Question n° 2 : Que doit-on faire pour prévenir les hémorragies par rupture de varices oesophagiennes ?
Question n° 3 : Comment prévenir et traiter les hémorragies par varices gastriques, ou ectopiques ou par gastropathie congestive ?
Question n° 4 : Comment prévenir les récidives hémorragiques ?
Question n° 5 : Comment traiter une ascite ?
Question n° 6 : Comment traiter les complications pleuropulmonaires ?
Question n°1 : Comment traiter une hémorragie aiguë par rupture de varices oesophagiennes ?
L’hémorragie digestive est définie par la présence d’une hématémèse, ou d’un méléna, ou par la présence de sang dans une sonde nasogastrique. La phase d’hémorragie aiguë correspond aux 48 premières heures. En l’absence d’hémorragie digestive significative de la 24 ème à la 48 ème heure, une hémorragie après la 48 ème heure définit une récidive précoce.
La rupture de varices oesophagiennes est une urgence. La prise en charge doit commencer le plus tôt possible, idéalement au domicile du malade ou pendant le transport médicalisé.
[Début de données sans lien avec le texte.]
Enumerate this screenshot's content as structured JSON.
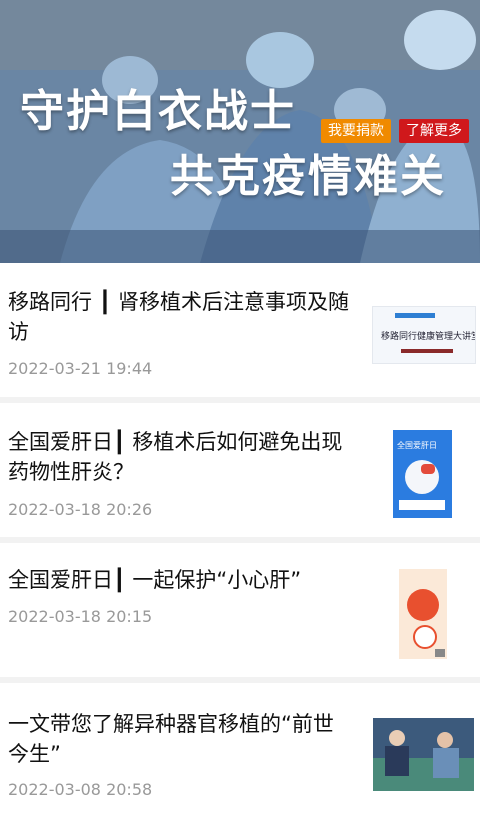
{
  "banner": {
    "slogan_line1": "守护白衣战士",
    "slogan_line2": "共克疫情难关",
    "donate_label": "我要捐款",
    "more_label": "了解更多",
    "donate_color": "#f08a00",
    "more_color": "#d0181b"
  },
  "articles": [
    {
      "title": "移路同行 ┃ 肾移植术后注意事项及随访",
      "date": "2022-03-21 19:44",
      "thumb_text": "移路同行健康管理大讲堂"
    },
    {
      "title": "全国爱肝日┃ 移植术后如何避免出现药物性肝炎？",
      "date": "2022-03-18 20:26",
      "thumb_text": "全国爱肝日"
    },
    {
      "title": "全国爱肝日┃ 一起保护“小心肝”",
      "date": "2022-03-18 20:15"
    },
    {
      "title": "一文带您了解异种器官移植的“前世今生”",
      "date": "2022-03-08 20:58"
    }
  ]
}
Le malade doit être hospitalisé dans un établissement comportant au moins une unité de soins intensifs et un plateau technique d’endoscopie.
La prise en charge apprécie d’abord la gravité et le terrain ; elle comprend des mesures communes à toutes les hémorragies digestives et des mesures spécifiques propres à l’hypertension portale.
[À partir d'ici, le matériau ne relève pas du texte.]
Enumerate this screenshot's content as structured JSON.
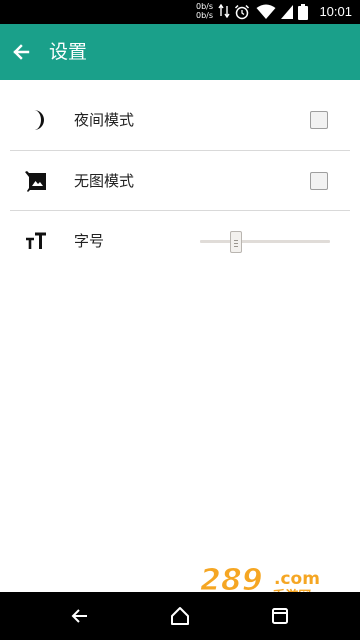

Appréciation de la gravité de l’hémorragie et du terrain
L’estimation de la gravité de l’hémorragie digestive repose sur le poulsla fréquence cardiaque, la pression artérielle, la fréquence respiratoire, la recoloration capillaire, l’agitation et les troubles de conscience. L’interprétation de deux de ces facteurs peut être difficile chez le cirrhotique : la fréquence cardiaque est modifiée par l’hypercinésie circulatoire et la prise éventuelle de bêta-bloquants ; les troubles de conscience peuvent être en partie liés à une encéphalopathie hépatique.
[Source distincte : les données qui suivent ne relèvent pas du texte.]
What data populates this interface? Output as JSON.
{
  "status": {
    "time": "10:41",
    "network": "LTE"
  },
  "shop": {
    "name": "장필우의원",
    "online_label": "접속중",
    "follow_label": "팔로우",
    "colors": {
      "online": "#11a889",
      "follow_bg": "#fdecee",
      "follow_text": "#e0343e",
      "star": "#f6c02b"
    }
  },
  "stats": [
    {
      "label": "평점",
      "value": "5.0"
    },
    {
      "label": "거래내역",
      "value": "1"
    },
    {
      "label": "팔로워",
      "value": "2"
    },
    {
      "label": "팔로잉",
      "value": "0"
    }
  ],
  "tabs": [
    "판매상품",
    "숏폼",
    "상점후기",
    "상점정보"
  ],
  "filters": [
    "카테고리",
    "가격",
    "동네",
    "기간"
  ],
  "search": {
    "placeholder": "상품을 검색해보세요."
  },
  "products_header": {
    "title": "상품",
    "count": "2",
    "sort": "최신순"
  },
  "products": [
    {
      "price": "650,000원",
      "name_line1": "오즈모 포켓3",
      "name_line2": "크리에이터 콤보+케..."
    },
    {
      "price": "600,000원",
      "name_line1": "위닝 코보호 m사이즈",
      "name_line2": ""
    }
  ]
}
L’hématocrite initial n’est pas un bon reflet de la perte sanguine car l’hémodilution n’apparaît qu’en quelques heures.
Le caractère actif de l’hémorragie est un des éléments pronostiques mais il n’est pas toujours facile à déterminer. L’intérêt du lavage par sonde nasogastrique pour l’apprécier n’est pas clairement démontré.
Le saignement est cliniquement significatif s’il nécessite une transfusion d’au moins 2 concentrés érythrocytaires dans les 24 premières heures et si la pression artérielle systolique est inférieure à 100 mm Hg ou chute de plus de 20 mm Hg au passage en position debout, et/ou si la fréquence cardiaque est à plus de 100 battements par minute.
Lorsque le diagnostic de cirrhose n’est pas connu, il est nécessaire de le rechercher précocement. A ce stade, on utilise des critères anamnestiques et cliniques simples : hépatomégalie à bord antérieur dur, angiomes stellaires, ascite, circulation veineuse collatérale, ictère, signes d’encéphalopathie hépatique.
Mesures thérapeutiques non spécifiques
Le geste le plus urgent consiste à poser une ou mieux deux voies veineuses périphériques d’un calibre supérieur ou égal à 14 Gauge.
Le remplissage vasculaire doit avoir pour objectif de corriger a minima l’hypovolémie en maintenant un équilibre hémodynamique ainsi qu’une pression de perfusion rénale efficace. Lors de la correction, la pression portale augmente plus vite que la volémie, avec un effet délétère sur le risque hémorragique. L’objectif est de maintenir la pression artérielle moyenne à 80 mm Hg. L’excès de remplissage favorise la récidive hémorragique.
Aucune étude ne permet de choisir entre cristalloïdes et colloïdes. Les cristalloïdes (soluté salé isotonique) sont préférés en première intention du fait de leur innocuité. En cas d’hémorragie abondante, les colloïdes, excepté l’hydroxyéthylamidon, peuvent être utilisés, malgré leur risque rénal. La supériorité de l’albumine, dans cette situation, n’est pas démontrée.
La transfusion de concentrés érythrocytaires doit être adaptée au degré de déglobulisation. Chez un malade réhydraté, elle est recommandée lorsque l’hématocrite est inférieur à 25% et l’hémoglobine inférieure à 7 g/dL. L’objectif est d’obtenir un hématocrite entre 25 et 30% et d’atteindre un taux d’hémoglobine de 7 g/dL.
La correction systématique des troubles de la coagulation et de l’hémostase par d’autres produits dérivés du sang (PPSB, plasma frais congelé, plaquettes) n’est pas recommandée.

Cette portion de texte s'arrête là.